Après avoir entendu les parties, le juge chargé d’instruire l’affaire clôt les débats et annonce que le jugement mis en délibéré sera prononcé par mise à disposition au greffe le 5 mai 2025, conformément à l’article 450 du Code de Procédure Civile.
LES MOYENS DES PARTIES
Après avoir pris connaissance de tous les moyens et arguments développés par les parties, tant dans leurs plaidoiries que dans leurs conclusions, appliquant les dispositions de l’article 455 du Code de Procédure Civile, le Tribunal les résumera de la façon suivante.
A l’appui de ses demandes, LEASECOM expose que :
MLR ayant cessé de régler ses loyers à l’échéance du 1 er octobre 2020, LEASECOM l’a mise en demeure de régler les échéances impayées par courrier RAR en date du 18
septembre 2023. MLR n’ayant pas réglé ladite somme, le contrat a été résilié de plein droit le 26 septembre 2023, en application de l’article 11 des conditions générales ;
Au total la somme due par MLR à LEASECOM s’élève à 6.663,71€ assortie des intérêts au taux de 1% par mois à compter de la date de résiliation, et ce jusqu’au complet paiement ;
En réponse aux demandes de LEASECOM, MLR expose que :
* Le vol du matériel, cas de force majeure, libère le locataire de ses obligations contractuelles.
* MLR conteste la reconduction tacite du contrat, en premier lieu parce qu’il est résilié avec le vol du matériel, en second lieu parce que l’information prévue à l’article 215-1 du code de la consommation ne lui a pas été faite, MLR étant « non-professionnel ».
* La demande de LEASECOM de poursuivre le paiement des loyers ou de demander le règlement du solde constitue un enrichissement sans cause, et LEASECOM n’est pas fondée dans son action en paiement.
LA MOTIVATION
Sur l’inexécution du contrat en raison d’un cas de force majeure :
* L’article 5 des conditions générales du contrat de location dispose que : « 1) Responsabilité civile – Dommages matériels : pendant toute la durée de la location (de la mise à disposition à la restitution effective du matériel), le Locataire, gardien juridique du matériel loué, est seul responsable de tout dommage matériel, corporel ou immatériel, matériel lui-même, même par cas fortuit ou de force majeure. A ce titre, le Locataire est donc tenu de s’assurer contre les conséquences de sa responsabilité civile.
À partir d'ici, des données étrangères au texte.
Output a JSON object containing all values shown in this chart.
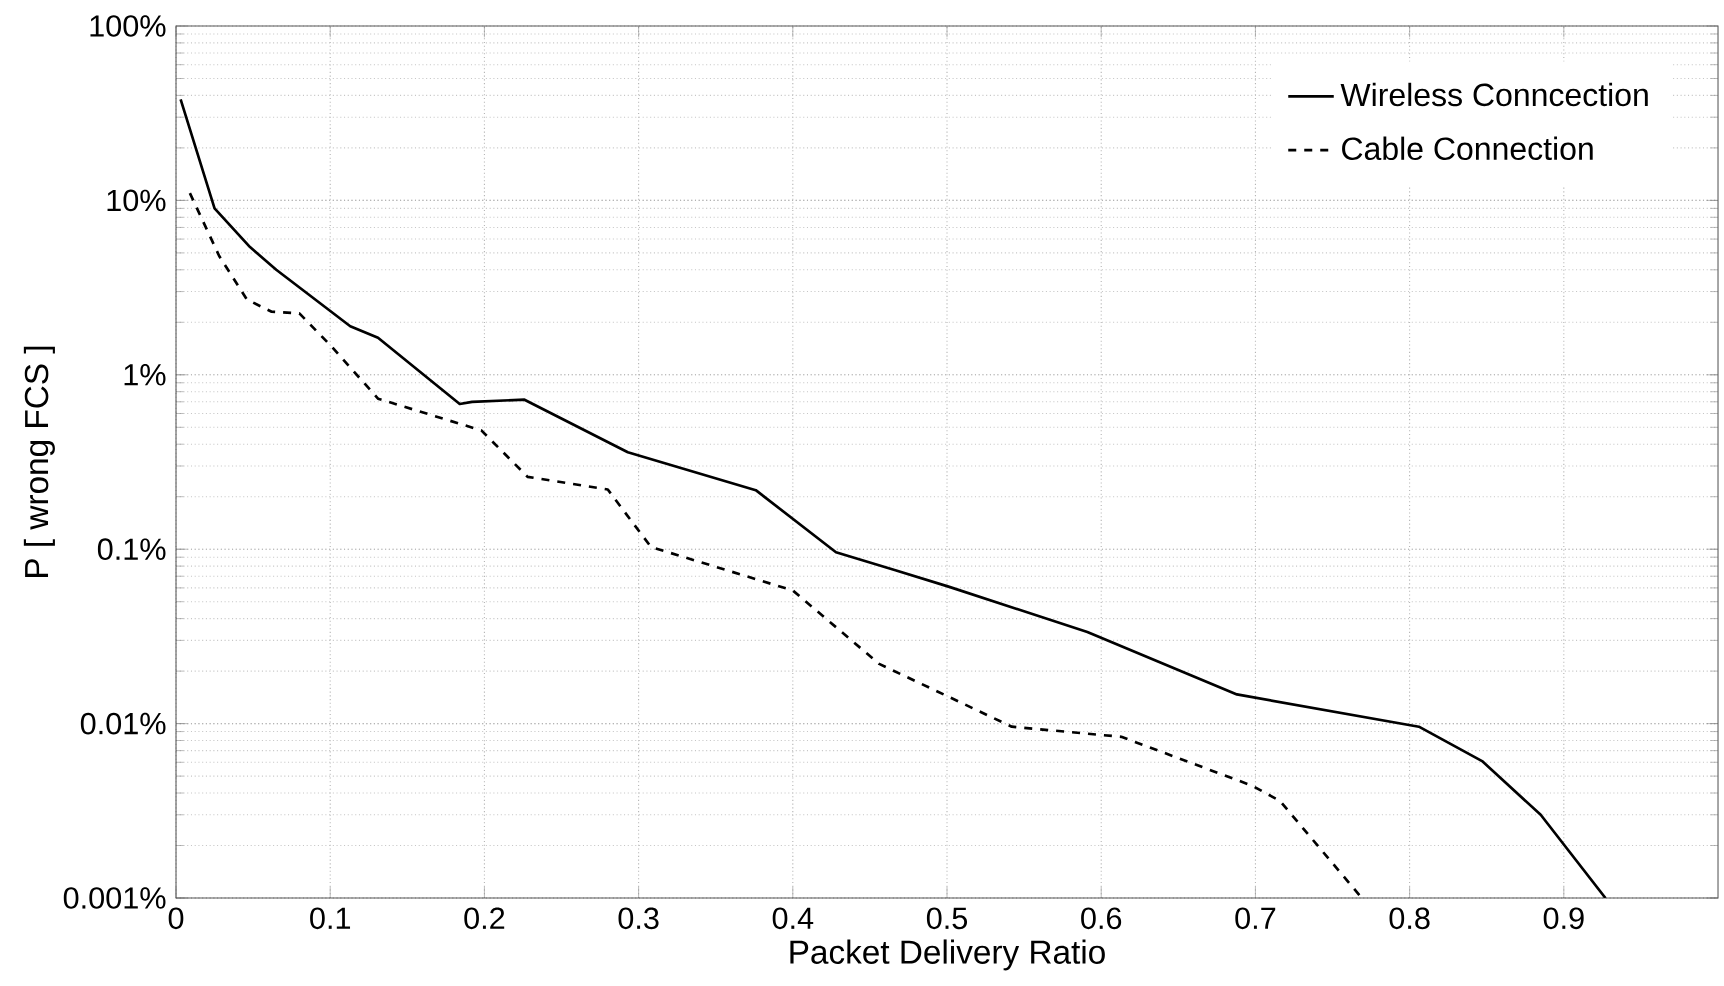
{
  "chart_data": {
    "type": "line",
    "xlabel": "Packet Delivery Ratio",
    "ylabel": "P [ wrong FCS ]",
    "xlim": [
      0,
      1
    ],
    "xticks": [
      0,
      0.1,
      0.2,
      0.3,
      0.4,
      0.5,
      0.6,
      0.7,
      0.8,
      0.9
    ],
    "ylim": [
      0.001,
      100
    ],
    "yticks": [
      {
        "value": 0.001,
        "label": "0.001%"
      },
      {
        "value": 0.01,
        "label": "0.01%"
      },
      {
        "value": 0.1,
        "label": "0.1%"
      },
      {
        "value": 1,
        "label": "1%"
      },
      {
        "value": 10,
        "label": "10%"
      },
      {
        "value": 100,
        "label": "100%"
      }
    ],
    "log": "y",
    "grid": true,
    "legend": "top right",
    "series": [
      {
        "name": "Wireless Conncection",
        "color": "#000000",
        "line_style": "solid",
        "x": [
          0.003,
          0.025,
          0.048,
          0.065,
          0.113,
          0.131,
          0.184,
          0.192,
          0.226,
          0.293,
          0.376,
          0.428,
          0.466,
          0.501,
          0.591,
          0.688,
          0.806,
          0.847,
          0.885,
          0.927
        ],
        "values": [
          38,
          9.0,
          5.4,
          4.0,
          1.9,
          1.63,
          0.68,
          0.7,
          0.72,
          0.36,
          0.218,
          0.096,
          0.076,
          0.061,
          0.0335,
          0.0147,
          0.0096,
          0.0061,
          0.003,
          0.001
        ]
      },
      {
        "name": "Cable Connection",
        "color": "#000000",
        "line_style": "dashed",
        "x": [
          0.009,
          0.028,
          0.046,
          0.062,
          0.08,
          0.101,
          0.131,
          0.198,
          0.228,
          0.28,
          0.308,
          0.4,
          0.456,
          0.542,
          0.613,
          0.698,
          0.716,
          0.769
        ],
        "values": [
          11,
          4.8,
          2.7,
          2.3,
          2.25,
          1.45,
          0.73,
          0.48,
          0.26,
          0.22,
          0.103,
          0.058,
          0.022,
          0.0096,
          0.0084,
          0.0044,
          0.0036,
          0.001
        ]
      }
    ]
  }
}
La garantie comportera une clause expresse d’extension de la couverture à la responsabilité civile du loueur, au cas où cette dernière serait recherchée. Le Locataire est également tenu d’assurer le matériel contre les risques de dommages, de vol, d’incendie, auprès d’une société d’assurances notoirement solvable (…) » ;
* MLR, « gardien juridique du matériel loué » a subi un vol, en a informé le loueur, et en a fait la déclaration à son assureur AXA qui a accepté, par courrier du 24 septembre 2020, de l’en indemniser intégralement ;
* Dans ces conditions, le contrat se poursuit avec le matériel remplacé, jusqu’à son terme ;
* Et chacune des deux parties reste assujettie à ses obligations contractuelles ;
Sur la demande de remboursement des sommes versées :
* Le contrat se poursuivant, il n’y a pas lieu de rembourser à MLR les sommes versées.
Sur la reconduction tacite du contrat :
* Selon MLR, MLR, personne morale « non-professionnelle » n’a pas été avertie de la tacite reconduction selon les dispositions de l’article 215-1 du code de la consommation. Le contrat ne pourrait donc plus produire d’effets à l’encontre de MLR à compter de sa date de reconduction.
* Or, MLR étant une société commerciale, elle ne peut qu’être un professionnel.
* Elle ne peut donc invoquer l’application de l’article 215-1 pour se soustraire aux dispositions prévues à l’article 9 du contrat, qui stipule : « (…) la location est poursuivie par tacite reconduction au terme de la durée irrévocable prévue aux conditions particulières, sauf si le locataire notifie au loueur, par écrit, au moins 3 mois avant le terme de cette durée irrévocable, sa décision de ne pas poursuivre la location. En cas de tacite reconduction, la location se poursuit par période successive de 12 mois renouvelables par tacite reconduction, aux conditions de location, identiques à celles définies dans le cadre de la période initiale irrévocable. », et donc aux obligations liées à sa reconduction tacite.
Sur la résiliation :
* LEASECOM produit à l’instance des éléments contractuels signés par la défenderesse venant en soutien de ses demandes et moyens (contrats de location et conditions générales, attestation de livraison des équipements) ainsi qu’un échéancier valant facture édité le 29 décembre 2023, sa facture d’acquisition des matériels auprès de JDC, et copie de la lettre de mise en demeure du 18 septembre 2023.
* Le contrat a été exécuté par LEASECOM et les matériels loués mis à la disposition de MLR, ce que la demanderesse prouve par la production à l’instance de la facture de la cession par JDC à LEASECOM desdits matériels, et du procès-verbal de livraison des équipements signé et tamponné le 24 mai 2019 par MLR et le fournisseur JDC.
* Le tribunal constate que MLR n’a pas réglé les loyers mensuels d’octobre 2020 à décembre 2020, puis les loyers mensuels à compter de juin 2022, ce qu’elle ne conteste pas, et qu’elle a donc failli dans l’exécution de ses obligations contractuelles principales au sens de l’article 1353 du code civil.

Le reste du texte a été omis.